那些人破門而入時,他以為是姓趙的暴露了,引來了殺手,但那些人除了想殺他和那小孩,只差把樊家掘地三尺了,顯然是在找什么東西。
想到從雪地里撿起的那塊腰牌,謝征眸色更沉了些。
他問“官府那邊查出什么了嗎”
樊長玉搖頭,將那一日還有不少人家也遭此橫禍的事說了。
樊大的死算是跟她半點關系沒有了,縣衙那邊已順利讓她過戶了她爹娘留下的所有房屋地契。
手上銀錢寬裕了,這大概也是她眼下唯一值得舒心的事,至少給言正請大夫不用捉襟見肘了。
謝征聽聞縣里還有其他人遭難,凝眉沉思了片刻,忽而問“那些跟樊大一樣被殺的人,有什么共同之處嗎”
樊長玉想了想,搖頭道“一共是七戶人家遭了難,死者有男有女,有老人也有小孩,沒什么共同之處。”
謝征鎖著眉一時沒有應聲。
那些人一共找了七戶人家,最后卻只鎖定了樊長玉一家,顯然一開始是大范圍在找什么,從樊大口中問出了想要的才找上了樊長玉姐妹。
他以樊家中的情況逆推,猜了一個緣由問“那些人家中可有從前在外謀生,后來才回臨安鎮的人”
樊長玉覺著若當真是這樣,那八成真是找她爹娘尋仇的了,只是她想不通,自己爹娘已故,那些人為何還不罷休,道“我回頭問問王捕頭。”

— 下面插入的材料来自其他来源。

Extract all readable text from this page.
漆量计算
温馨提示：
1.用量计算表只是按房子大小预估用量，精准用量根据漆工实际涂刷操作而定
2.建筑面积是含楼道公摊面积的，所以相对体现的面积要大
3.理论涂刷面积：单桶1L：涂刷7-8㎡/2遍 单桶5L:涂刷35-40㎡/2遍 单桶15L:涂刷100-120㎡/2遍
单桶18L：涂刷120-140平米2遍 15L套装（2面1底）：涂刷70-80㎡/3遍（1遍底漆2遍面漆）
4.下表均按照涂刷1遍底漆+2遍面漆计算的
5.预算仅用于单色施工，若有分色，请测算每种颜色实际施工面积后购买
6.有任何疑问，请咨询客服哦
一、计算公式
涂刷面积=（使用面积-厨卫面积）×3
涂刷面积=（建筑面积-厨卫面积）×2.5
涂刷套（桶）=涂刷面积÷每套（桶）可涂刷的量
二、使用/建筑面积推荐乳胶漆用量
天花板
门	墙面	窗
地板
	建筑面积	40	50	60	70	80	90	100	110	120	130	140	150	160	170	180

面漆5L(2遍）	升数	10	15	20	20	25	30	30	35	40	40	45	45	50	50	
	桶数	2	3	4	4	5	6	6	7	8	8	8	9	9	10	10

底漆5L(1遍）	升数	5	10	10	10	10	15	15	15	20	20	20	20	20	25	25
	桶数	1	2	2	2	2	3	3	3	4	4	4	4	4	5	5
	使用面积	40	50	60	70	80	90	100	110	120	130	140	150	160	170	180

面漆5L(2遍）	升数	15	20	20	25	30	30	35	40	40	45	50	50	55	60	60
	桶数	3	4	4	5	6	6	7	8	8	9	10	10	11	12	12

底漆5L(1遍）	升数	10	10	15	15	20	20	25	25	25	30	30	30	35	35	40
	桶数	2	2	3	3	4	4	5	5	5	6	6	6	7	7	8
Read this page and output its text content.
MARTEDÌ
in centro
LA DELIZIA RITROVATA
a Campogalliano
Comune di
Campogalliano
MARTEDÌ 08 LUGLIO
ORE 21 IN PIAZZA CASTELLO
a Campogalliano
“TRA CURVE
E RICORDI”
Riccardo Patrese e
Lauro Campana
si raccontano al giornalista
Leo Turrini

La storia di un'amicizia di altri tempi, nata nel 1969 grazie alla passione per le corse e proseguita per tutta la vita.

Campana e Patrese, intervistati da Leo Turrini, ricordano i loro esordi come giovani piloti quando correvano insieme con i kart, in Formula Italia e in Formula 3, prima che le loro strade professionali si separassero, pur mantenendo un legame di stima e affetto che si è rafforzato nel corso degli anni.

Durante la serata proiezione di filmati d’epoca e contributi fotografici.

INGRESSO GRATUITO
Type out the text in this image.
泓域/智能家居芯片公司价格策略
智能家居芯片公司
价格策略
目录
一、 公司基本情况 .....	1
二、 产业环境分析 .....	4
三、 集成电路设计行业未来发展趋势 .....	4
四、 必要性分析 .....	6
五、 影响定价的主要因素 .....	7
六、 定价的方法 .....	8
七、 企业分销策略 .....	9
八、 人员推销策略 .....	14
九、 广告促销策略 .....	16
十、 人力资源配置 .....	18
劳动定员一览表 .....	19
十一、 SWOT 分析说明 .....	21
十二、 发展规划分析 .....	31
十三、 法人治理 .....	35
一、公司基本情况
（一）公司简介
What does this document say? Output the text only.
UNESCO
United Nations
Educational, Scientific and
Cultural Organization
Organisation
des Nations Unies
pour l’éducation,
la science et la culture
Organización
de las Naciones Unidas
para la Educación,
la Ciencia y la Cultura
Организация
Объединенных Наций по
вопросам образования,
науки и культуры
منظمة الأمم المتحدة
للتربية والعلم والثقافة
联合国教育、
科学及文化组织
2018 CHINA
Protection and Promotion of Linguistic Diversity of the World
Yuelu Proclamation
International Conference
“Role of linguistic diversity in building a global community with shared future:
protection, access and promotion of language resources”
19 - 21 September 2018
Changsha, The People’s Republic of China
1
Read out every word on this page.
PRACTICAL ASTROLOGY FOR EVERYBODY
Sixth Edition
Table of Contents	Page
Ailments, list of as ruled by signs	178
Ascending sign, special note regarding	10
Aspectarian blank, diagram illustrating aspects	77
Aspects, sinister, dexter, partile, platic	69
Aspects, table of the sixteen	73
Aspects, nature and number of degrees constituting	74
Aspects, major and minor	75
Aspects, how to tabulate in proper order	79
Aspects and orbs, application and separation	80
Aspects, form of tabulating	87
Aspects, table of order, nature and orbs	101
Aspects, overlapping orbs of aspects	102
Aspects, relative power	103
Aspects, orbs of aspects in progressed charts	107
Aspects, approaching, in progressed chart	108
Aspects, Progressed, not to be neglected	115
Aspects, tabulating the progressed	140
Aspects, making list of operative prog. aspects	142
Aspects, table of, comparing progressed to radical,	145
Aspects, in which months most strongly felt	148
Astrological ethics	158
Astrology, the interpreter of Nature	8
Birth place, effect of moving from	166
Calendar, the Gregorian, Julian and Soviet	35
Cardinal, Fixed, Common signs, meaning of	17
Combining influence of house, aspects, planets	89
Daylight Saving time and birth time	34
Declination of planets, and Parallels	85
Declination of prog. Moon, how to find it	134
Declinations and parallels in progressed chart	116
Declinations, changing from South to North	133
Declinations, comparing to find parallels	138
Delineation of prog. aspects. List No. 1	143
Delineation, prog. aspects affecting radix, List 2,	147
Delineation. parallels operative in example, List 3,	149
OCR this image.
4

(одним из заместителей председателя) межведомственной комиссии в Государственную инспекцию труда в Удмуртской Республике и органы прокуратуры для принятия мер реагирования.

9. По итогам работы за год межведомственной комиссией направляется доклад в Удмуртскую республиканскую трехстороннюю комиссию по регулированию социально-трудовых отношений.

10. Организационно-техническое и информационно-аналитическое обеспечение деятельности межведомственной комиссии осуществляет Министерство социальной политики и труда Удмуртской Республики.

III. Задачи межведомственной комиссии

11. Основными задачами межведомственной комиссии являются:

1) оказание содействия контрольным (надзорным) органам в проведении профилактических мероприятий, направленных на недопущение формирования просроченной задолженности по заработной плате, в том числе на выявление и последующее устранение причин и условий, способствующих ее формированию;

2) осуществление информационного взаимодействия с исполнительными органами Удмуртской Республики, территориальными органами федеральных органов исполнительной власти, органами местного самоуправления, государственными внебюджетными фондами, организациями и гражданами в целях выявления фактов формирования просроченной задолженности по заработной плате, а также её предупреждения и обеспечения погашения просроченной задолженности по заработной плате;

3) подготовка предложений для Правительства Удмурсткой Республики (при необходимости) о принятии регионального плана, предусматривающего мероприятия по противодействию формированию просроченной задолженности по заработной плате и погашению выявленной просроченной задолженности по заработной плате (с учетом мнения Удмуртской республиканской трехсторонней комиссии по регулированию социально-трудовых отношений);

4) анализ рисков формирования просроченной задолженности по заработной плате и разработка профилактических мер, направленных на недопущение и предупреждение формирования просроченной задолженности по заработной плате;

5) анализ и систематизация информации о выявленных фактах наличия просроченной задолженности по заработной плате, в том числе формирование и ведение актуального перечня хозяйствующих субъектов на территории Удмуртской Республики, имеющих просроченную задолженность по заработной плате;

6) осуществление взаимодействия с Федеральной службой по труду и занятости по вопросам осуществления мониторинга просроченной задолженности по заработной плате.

等樊長玉離開閣樓后,謝征才強撐起身體,從堆放在床頭矮凳上那堆滿是血污的衣物里,摸出了他從雪地里撿起的那塊腰牌。
拿在手上擰眉看了一會兒,捏回了手心里。
那腰牌,是魏家死士所有。
天地玄黃,此次前來的竟是玄字號的死士。
可這些人又不是來殺他的,甚至壓根沒發現他躲在這里,那頭目在最后關頭才認出了他。
但為何認出他后是那樣一副神情,當即就自絕了
擺在眼前的謎團越來越大,唯一能揭開謎底的,似乎只有那女子父母真正的身份了。
她那一身武藝尚且如此高強,她父親應當也不是泛泛之輩,只怕并非死于普通山賊之手,也是死于喬裝成山賊的死士之手。
她母親牌位上那個沒有姓氏的名字背后也有乾坤么
謝征按了按眉心,有心想傳信給舊部,讓他們暗中查一查那女子父母的來歷,眼角余光瞥向了翅膀上纏著紗布,正趴在樓板上大快朵頤一碗切碎的豬肉的海東青。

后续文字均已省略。